Immagine: le cellule T killer circondano una cellula tumorale. Credit: NIH
Un sottogruppo di pazienti con osteosarcoma – una forma di tumore osseo – potrebbero beneficiare di un farmaco già esistente, secondo gli scienziati del Wellcome Trust Sanger Institute ed i loro collaboratori della University College di Londra Cancer Institute e della University College London Cancer Institute and the Royal National Orthopaedic Hospital NHS Trust.
Nel più grande studio di sequenziamento del genoma dell’ osteosarcoma condotto fino ad oggi, gli scienziati hanno scoperto che il 10 per cento dei pazienti con una mutazione nei geni IGF, possono beneficiare di farmaci esistenti, noti come inibitori IGF1R.
I risultati dello studio, pubblicati il 23 giugno in Nature Communications, suggeriscono un nuovo ruolo degli inibitori IGF1R per il sottogruppo di pazienti con osteosarcoma che sono in grado di rispondere al trattamento in base al loro profilo genetico.
L’ osteosarcoma è la forma più comune di tumore osseo primario nei bambini e giovani adulti. Di solito colpisce persone di età compresa tra 10 a 24 anni. Circa 160 pazienti saranno ogni anno diagnosticati con osteosarcoma nel Regno Unito e di questi, quasi un terzo non potrà essere curato.
L’attuale trattamento per l’osteosarcoma è la chemioterapia seguita da un intervento chirurgico per la rimozione dei tumori ossei. Da quasi quarant’anni, nonostante la lunga ricerca, non c’è alcun nuovo trattamento per l’osteosarcoma.
( Vedi anche:I ricercatori scoprono come potenzialmente bloccare l’ osteosarcoma).
In questo studio, gli scienziati hanno analizzato il genoma di 11 tumori infantili e adulti, il doppio del numero di tumori studiati in precedenza. Nel 10 per cento dei casi, il team ha scoperto mutazioni nei geni che codificano per la proteina IGF, fattore di crescita insulino-simile.
La segnalazione IGF gioca un ruolo importante nella crescita delle ossa e dello sviluppo durante la pubertà. I ricercatori ritengono che la segnalazione IGF è anche implicata nella crescita incontrollata delle ossa, che è la caratteristica dell’ osteosarcoma.
I geni IGF sono il bersaglio di farmaci esistenti, noti come inibitori IGF1R. Studi clinici precedenti sugli inibitori IGF1R come trattamento per l’osteosarcoma, hanno prodotto risultati contrastanti anche se pazienti occasionali hanno risposto al trattamento. Nonostante questo, gli inibitori IGF1R non sono stati ulteriormente testati nell’ osteosarcoma.

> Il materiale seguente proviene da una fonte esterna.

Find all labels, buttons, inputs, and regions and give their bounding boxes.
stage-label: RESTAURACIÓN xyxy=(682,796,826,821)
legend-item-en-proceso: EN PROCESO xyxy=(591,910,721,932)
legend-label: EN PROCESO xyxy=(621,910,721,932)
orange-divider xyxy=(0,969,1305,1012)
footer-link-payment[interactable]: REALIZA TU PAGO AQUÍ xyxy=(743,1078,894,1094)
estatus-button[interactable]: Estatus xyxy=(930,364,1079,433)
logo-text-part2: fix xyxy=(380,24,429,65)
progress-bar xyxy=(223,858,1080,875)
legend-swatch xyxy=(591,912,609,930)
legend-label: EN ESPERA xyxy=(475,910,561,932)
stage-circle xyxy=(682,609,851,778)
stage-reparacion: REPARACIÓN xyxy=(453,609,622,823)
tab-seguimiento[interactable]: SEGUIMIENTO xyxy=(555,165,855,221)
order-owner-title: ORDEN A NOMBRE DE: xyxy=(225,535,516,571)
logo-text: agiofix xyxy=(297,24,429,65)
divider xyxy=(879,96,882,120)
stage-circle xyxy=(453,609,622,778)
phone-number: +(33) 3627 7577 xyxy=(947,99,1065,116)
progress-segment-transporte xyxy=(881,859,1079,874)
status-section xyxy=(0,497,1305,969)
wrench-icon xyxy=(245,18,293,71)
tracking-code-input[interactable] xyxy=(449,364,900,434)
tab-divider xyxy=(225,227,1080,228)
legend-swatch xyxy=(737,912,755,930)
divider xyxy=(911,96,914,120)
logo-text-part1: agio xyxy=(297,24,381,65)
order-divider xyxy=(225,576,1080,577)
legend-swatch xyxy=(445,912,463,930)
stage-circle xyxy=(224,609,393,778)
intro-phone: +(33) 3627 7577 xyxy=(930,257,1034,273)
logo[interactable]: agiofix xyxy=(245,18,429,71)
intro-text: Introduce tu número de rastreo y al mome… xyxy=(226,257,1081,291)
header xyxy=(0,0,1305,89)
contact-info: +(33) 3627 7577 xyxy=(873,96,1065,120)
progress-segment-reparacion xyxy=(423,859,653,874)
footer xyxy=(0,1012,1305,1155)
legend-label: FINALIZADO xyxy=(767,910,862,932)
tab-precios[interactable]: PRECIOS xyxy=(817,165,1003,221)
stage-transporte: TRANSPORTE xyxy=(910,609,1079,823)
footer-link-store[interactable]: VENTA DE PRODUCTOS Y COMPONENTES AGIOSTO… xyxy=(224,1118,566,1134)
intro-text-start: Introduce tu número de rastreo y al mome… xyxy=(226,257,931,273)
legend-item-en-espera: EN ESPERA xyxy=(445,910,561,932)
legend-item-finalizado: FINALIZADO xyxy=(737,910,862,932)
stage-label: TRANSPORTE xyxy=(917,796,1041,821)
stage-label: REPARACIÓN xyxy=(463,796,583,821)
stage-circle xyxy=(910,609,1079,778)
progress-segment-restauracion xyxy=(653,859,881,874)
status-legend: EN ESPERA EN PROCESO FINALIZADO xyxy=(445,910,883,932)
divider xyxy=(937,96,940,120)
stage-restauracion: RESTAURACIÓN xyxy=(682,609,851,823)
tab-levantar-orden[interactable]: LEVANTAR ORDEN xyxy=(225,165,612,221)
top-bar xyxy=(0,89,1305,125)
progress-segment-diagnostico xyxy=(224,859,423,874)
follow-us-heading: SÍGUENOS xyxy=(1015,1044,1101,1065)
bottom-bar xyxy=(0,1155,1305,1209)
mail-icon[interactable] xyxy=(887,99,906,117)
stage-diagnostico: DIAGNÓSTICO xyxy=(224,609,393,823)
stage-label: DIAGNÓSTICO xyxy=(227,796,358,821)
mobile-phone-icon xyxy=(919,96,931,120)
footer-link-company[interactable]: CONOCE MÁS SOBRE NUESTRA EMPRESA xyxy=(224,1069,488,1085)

Il Dr. Sam Behjati, del Wellcome Trust Sanger Institute edel l’Università di Cambridge e primo autore dell’articolo, ha detto : ” L’osteosarcoma è difficile da trattare. Nonostante approfondite ricerche nel corso degli ultimi 40 anni, non sono state trovate nuove opzioni di trattamento. In questo studio abbiamo rivelato un chiaro bersaglio per il trattamento dell’osteosarcoma che può essere raggiunto con i farmaci esistenti “.
Nello studio, gli scienziati hanno cercato le mutazioni genetiche per comprendere il meccanismo dello sviluppo dell’osteosarcoma. L’informazione genetica ha rivelato un processo specifico per riorganizzare i cromosomi che si traduce in diverse mutazioni che guidano il tumore.
Il Prof. Adrienne Flanagan, del Royal National Orthopaedic Hospital NHS Trust e University College London Cancer Institute, ha spiegato: “Con il sequenziamento dell’intero genoma dei tumori, abbiamo individuato per la prima volta, il meccanismo sottostante l’ osteosarcoma e scoperto un nuovo processo chiamato chromothripsis, ossia rottura del cromosoma, in cui il cromosoma viene frantumato, moltiplicato e riorganizzato per generare mutazioni multiple che guidano il cancro”.
Il Dr. Peter Campbell, autore principale del Wellcome Trust Sanger Institute, ha aggiunto: “Attualmente, non ci sono nuovi trattamenti all’orizzonte per l’osteosarcoma. Il sequenziamento genomico ha fornito le prove necessarie per rivedere le sperimentazioni cliniche sugli inibitori IGF1R per il sottogruppo di pazienti che hanno la specifica mutazione genetica individuata nel nostro studio. I farmaci esistenti, potrebbero essere efficaci per il 10 per cento dei casi di osteosarcoma”.